Differences between Yoga and Pilates
While both provide multiple benefits for the body, these are two very different disciplines that do, however, share some similarities.
Visualise the image: a person lying on a mat, eyes closed, knees bent, soles of the feet flat on the floor, arms outstretched in an unusual posture and breathing in a very distinctive way. Is this person practising yoga or Pilates? Although an inexperienced observer might confuse them, the truth is that they are two very different disciplines.

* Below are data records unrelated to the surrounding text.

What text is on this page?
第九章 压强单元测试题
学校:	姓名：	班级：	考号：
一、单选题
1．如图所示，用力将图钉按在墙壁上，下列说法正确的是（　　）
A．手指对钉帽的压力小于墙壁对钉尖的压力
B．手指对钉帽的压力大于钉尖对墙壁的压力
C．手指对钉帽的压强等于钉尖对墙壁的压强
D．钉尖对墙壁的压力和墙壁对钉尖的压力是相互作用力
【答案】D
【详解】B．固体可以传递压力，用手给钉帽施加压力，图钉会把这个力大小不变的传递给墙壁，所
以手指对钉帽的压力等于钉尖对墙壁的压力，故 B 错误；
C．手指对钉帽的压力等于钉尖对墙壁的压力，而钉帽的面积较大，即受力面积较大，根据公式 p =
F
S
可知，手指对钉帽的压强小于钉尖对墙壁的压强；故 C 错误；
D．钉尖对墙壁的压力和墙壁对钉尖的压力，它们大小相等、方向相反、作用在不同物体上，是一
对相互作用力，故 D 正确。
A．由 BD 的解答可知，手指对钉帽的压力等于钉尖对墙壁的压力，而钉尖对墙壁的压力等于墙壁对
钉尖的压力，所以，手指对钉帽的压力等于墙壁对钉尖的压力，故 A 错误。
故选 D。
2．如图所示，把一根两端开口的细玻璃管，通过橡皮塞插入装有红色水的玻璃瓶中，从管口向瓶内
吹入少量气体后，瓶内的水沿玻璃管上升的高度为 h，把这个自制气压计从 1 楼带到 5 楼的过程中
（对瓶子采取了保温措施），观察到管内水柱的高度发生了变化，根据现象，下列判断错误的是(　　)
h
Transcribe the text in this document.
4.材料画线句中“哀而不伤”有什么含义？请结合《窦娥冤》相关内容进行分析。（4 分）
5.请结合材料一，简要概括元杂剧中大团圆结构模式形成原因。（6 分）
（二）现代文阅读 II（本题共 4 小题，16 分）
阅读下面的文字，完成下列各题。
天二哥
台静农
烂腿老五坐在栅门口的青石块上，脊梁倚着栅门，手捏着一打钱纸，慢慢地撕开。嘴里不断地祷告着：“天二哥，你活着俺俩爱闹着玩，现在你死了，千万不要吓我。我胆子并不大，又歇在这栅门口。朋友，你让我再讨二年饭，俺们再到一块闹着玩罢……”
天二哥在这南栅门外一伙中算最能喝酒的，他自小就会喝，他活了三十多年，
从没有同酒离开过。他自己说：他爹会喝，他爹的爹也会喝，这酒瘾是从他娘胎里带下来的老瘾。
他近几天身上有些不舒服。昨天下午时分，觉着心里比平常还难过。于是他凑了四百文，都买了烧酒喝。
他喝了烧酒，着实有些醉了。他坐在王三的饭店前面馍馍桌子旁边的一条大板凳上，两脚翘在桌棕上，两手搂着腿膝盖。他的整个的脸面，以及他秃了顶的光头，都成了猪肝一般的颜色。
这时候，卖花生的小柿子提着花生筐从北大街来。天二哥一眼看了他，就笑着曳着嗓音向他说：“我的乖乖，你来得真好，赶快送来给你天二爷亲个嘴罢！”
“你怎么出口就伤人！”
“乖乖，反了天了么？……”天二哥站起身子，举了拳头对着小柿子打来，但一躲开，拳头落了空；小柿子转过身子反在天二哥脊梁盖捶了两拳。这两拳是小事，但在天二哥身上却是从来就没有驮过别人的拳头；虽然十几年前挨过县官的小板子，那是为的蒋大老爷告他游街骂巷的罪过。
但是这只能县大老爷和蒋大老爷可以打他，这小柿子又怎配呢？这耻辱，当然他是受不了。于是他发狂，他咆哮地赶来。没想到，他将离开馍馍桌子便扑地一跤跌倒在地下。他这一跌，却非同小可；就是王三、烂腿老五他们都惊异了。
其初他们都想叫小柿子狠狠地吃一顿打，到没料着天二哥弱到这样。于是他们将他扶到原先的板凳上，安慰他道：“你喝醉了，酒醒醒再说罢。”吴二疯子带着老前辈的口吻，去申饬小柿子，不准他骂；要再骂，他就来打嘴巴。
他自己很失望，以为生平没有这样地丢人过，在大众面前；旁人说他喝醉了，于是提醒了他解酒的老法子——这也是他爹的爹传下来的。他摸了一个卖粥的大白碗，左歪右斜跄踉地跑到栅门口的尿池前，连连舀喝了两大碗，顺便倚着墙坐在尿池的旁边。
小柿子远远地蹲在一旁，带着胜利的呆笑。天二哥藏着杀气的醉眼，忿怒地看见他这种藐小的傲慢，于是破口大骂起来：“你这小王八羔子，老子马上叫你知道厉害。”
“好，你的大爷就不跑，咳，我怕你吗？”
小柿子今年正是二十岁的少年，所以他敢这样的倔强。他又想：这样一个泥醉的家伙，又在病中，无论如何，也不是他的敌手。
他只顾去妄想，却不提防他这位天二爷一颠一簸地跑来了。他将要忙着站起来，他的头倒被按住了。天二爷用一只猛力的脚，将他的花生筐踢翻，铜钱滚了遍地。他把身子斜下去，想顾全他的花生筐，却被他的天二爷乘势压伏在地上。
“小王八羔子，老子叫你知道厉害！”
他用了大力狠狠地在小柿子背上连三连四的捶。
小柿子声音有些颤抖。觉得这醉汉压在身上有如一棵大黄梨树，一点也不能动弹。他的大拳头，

As María Cortés, Yoga and Pilates teacher at SHA Wellness Clinic tells us, “Yoga is a philosophy and lifestyle originally from India that has been practised for thousands of years and that, in addition to physical movement, has a very strong spiritual and mental side, while pilates is a workout developed by Joseph H. Pilates at the beginning of the 20th century that focuses on working the stabilising muscles of the abdomen and lower back. His mother was a yoga teacher, and he took many movements from there, but adapted the postures and breathing to certain exercises that would allow you to gain great abdominal strength quickly”.
Benefits of Pilates
Maria explains that “Pilates can only be approached from the perspective of the body and functional breathing. It provides mobility, flexibility, stability, and range of motion, increases abdominal strength, is good for the bones and improves body consciousness and proprioception, which is the ability to sense the position of the body and muscles. It is based on repetitive movements and, as it does not include the mental and spiritual planes, it has far fewer indications than yoga, making it easier to understand and learn. It is also therapeutic and can be easily adapted to all physical states, making it the perfect choice for beginners who want to get started in any movement dynamic.
Benefits of yoga
The key to yoga lies in the search for body-mind-spirit balance. As the expert tells us, “Yoga provides general consciousness in its broadest sense (present, bodily, spiritual) and strength and flexibility to different levels, depending on which style is practised. Breathing, which is called pranayama, plays a fundamental role because it promotes meditation and helps us to focus on the present moment. In addition, there are specific breaths depending on how we want to move the energy, and which allow us to achieve different objectives. Yoga also has a physical part, which is used as a complement to a healthy mind in a healthy body or as a channel to achieve what is undoubtedly its main benefit: mindfulness. But yoga is more demanding than Pilates because it requires patience, perseverance, and a lot of discipline. Whereas pilates can only be done on a mat, yoga can be practised anywhere, for example while walking, through breathing and consciousness. Finally, I would like to emphasise that movement is life and health and that the important thing is to move, no matter how”.